I knew the yard many years ago when it was owned by larger-than-life Cypriot Michael Mouskos, and when Dave Thom trained from it. I got to know Michael and his family quite well and it was with more than a little surprise when I went to see him in his house in Hampstead to find another Michael, none other than Dickinson, in temporary residence.
“Are you staying?” asked the eventually-to-be “Mad Genius” of US Flat racing, to which I replied: “About an hour”. The meeting must have gone well for the two Michaels as soon after, Mouskos’s great chaser Captain John joined the Dickinsons and was second to Bregawn in that never to be forgotten Famous Five(first five home in the Cheltenham Gold Cup).
Noel Quinlan rarely races in that high altitude, but he knows his onions and the last two horses he’s mentioned to me – and with my self-confessed non-punting hat on immediately forgotten – both bolted in, including in the last at Wolverhampton yesterday. I think he’s nice to me partly because I convinced my boss Mr Tooth to send him Park Lane to train, which he did to the tune of winning us a seven-grand race. Then when he had outlived his time for Raymond, did the deal for Noel to keep him for daughter Jessica to ride.
Day one at Cottenham – supposed to go but couldn’t make it – back in November, he ran a blinder in a strong Ladies’ open with Jess apparently very tidy on her own debut – although she was less complimentary.
This time, though, it’s a novice riders, and the Quinlan clan will be out in force. I’m to get to the A10 towards Ely nice and early, look for a cluster of tall horsey men with Irish accents and partake of the victuals. Park Lane should win, and while Jess has limited racecourse experience, she’s a talented young three-day event rider and has been on horses, like brother Jack, since birth. Mum Jo would have it no other way.
There are few things that confuse the Racing Post, not least John Randall – yes, him again – but the Quinlans do. On the day they moved, elder brother Michael was in the yard and I called out: “Happy birthday Mick, 55 again”. That’s Noel!” he said, just as for years, when for whatever accounting reason Mick rather than all-action Noel had the licence, Noel’s picture would adorn a story recounting “Mick” Quinlan’s winner.
My clan was out in force yesterday when for the first time in ages my three kids and all their offspring, five soon to be six, gathered for the youngest’s wedding in the lovely Marylebone Town Hall registry office, scene for two of Macca’s weddings I hear.
It was a smashing ceremony, with the elder daughter coming over from her home in Dallas with her two and doing the photographic honours. Then it was off to the City for a great Italian lunch and with not enough room in the cabs, I employed my Freedom pass (buses, tubes and some trains free) from Baker Street to Moorgate, with eldest grandson Joseph (born during the night after Entrepreneur won the Guineas for Michael Tabor) insisting on coming along with the old boy.

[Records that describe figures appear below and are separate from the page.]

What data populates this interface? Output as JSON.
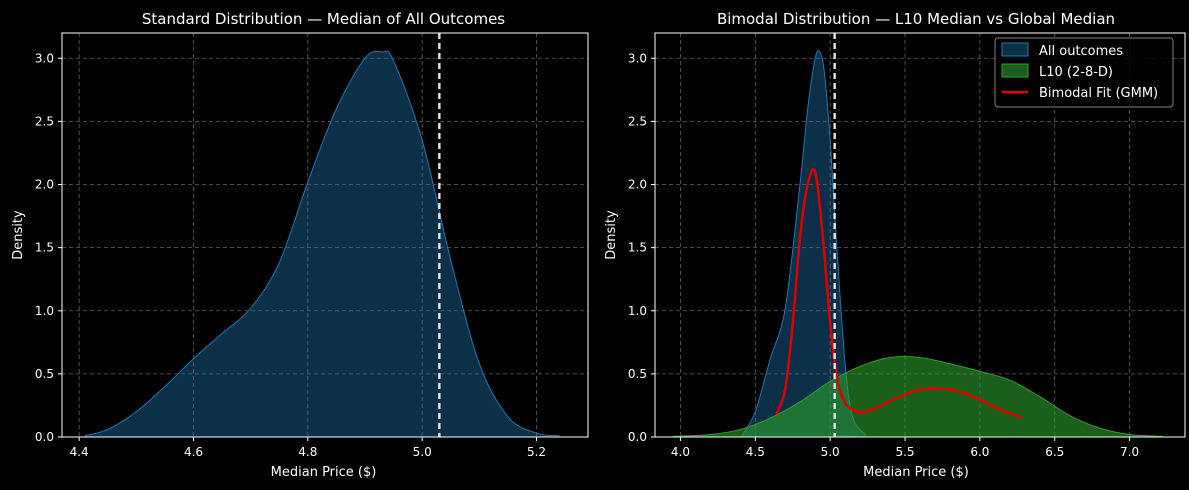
{
  "chart_data": [
    {
      "type": "area",
      "title": "Standard Distribution — Median of All Outcomes",
      "xlabel": "Median Price ($)",
      "ylabel": "Density",
      "xlim": [
        4.37,
        5.29
      ],
      "ylim": [
        0,
        3.2
      ],
      "xticks": [
        "4.4",
        "4.6",
        "4.8",
        "5.0",
        "5.2"
      ],
      "xtick_values": [
        4.4,
        4.6,
        4.8,
        5.0,
        5.2
      ],
      "yticks": [
        "0.0",
        "0.5",
        "1.0",
        "1.5",
        "2.0",
        "2.5",
        "3.0"
      ],
      "ytick_values": [
        0,
        0.5,
        1.0,
        1.5,
        2.0,
        2.5,
        3.0
      ],
      "grid": true,
      "vline": 5.03,
      "series": [
        {
          "name": "All outcomes",
          "color": "#1f77b4",
          "x": [
            4.41,
            4.45,
            4.5,
            4.55,
            4.6,
            4.65,
            4.7,
            4.75,
            4.8,
            4.85,
            4.9,
            4.93,
            4.95,
            5.0,
            5.05,
            5.1,
            5.15,
            5.2,
            5.24
          ],
          "y": [
            0.01,
            0.06,
            0.2,
            0.4,
            0.62,
            0.82,
            1.02,
            1.38,
            2.02,
            2.6,
            3.0,
            3.05,
            2.98,
            2.35,
            1.4,
            0.58,
            0.16,
            0.03,
            0.01
          ]
        }
      ]
    },
    {
      "type": "area",
      "title": "Bimodal Distribution — L10 Median vs Global Median",
      "xlabel": "Median Price ($)",
      "ylabel": "Density",
      "xlim": [
        3.83,
        7.37
      ],
      "ylim": [
        0,
        3.2
      ],
      "xticks": [
        "4.0",
        "4.5",
        "5.0",
        "5.5",
        "6.0",
        "6.5",
        "7.0"
      ],
      "xtick_values": [
        4.0,
        4.5,
        5.0,
        5.5,
        6.0,
        6.5,
        7.0
      ],
      "yticks": [
        "0.0",
        "0.5",
        "1.0",
        "1.5",
        "2.0",
        "2.5",
        "3.0"
      ],
      "ytick_values": [
        0,
        0.5,
        1.0,
        1.5,
        2.0,
        2.5,
        3.0
      ],
      "grid": true,
      "vline": 5.03,
      "legend_position": "top-right",
      "series": [
        {
          "name": "All outcomes",
          "kind": "filled",
          "color": "#1f77b4",
          "x": [
            4.41,
            4.5,
            4.6,
            4.7,
            4.8,
            4.85,
            4.9,
            4.93,
            4.96,
            5.0,
            5.05,
            5.1,
            5.15,
            5.24
          ],
          "y": [
            0.01,
            0.2,
            0.62,
            1.02,
            2.02,
            2.6,
            3.0,
            3.05,
            2.9,
            2.35,
            1.4,
            0.58,
            0.16,
            0.01
          ]
        },
        {
          "name": "L10 (2-8-D)",
          "kind": "filled",
          "color": "#2ca02c",
          "x": [
            3.95,
            4.2,
            4.4,
            4.6,
            4.8,
            5.0,
            5.2,
            5.4,
            5.6,
            5.8,
            6.0,
            6.2,
            6.4,
            6.6,
            6.8,
            7.0,
            7.22
          ],
          "y": [
            0.005,
            0.02,
            0.06,
            0.15,
            0.28,
            0.44,
            0.56,
            0.63,
            0.63,
            0.58,
            0.52,
            0.45,
            0.32,
            0.17,
            0.07,
            0.02,
            0.005
          ]
        },
        {
          "name": "Bimodal Fit (GMM)",
          "kind": "line",
          "color": "#e00000",
          "x": [
            4.64,
            4.7,
            4.75,
            4.8,
            4.85,
            4.9,
            4.95,
            5.0,
            5.05,
            5.1,
            5.15,
            5.2,
            5.3,
            5.4,
            5.5,
            5.6,
            5.7,
            5.8,
            5.9,
            6.0,
            6.1,
            6.2,
            6.28
          ],
          "y": [
            0.18,
            0.38,
            0.9,
            1.6,
            2.0,
            2.1,
            1.6,
            0.9,
            0.45,
            0.27,
            0.22,
            0.2,
            0.23,
            0.29,
            0.34,
            0.38,
            0.39,
            0.38,
            0.35,
            0.3,
            0.24,
            0.19,
            0.16
          ]
        }
      ]
    }
  ]
}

He’s 15, so that was £2.10 well spent, and this good-looking young chap, wearing his suit with a prominent red rose on the lapel marvelled that no one seemed to notice. He was keen to tell “Bubba”, his name for me when it was almost the first word he’d spoken, that he’s in the school production of Footloose – “but I’m not gay!”
After the food, I felt like an hour’s break before sampling some of the evening festivities with a cast of 130 arranged, like lunch, by number one (of one) son, so I caught a bus, all the time getting intel from a pal from the Arsenal – Newcastle game. At 4-3 his battery ran out, so it was not until I sat down at home five minutes after the game ended, that I learned of a 7-3 win. Early to bed, so I could get this done, and now I’m off to Cottenham with stout shoes for Park Lane. Tomorrow the world.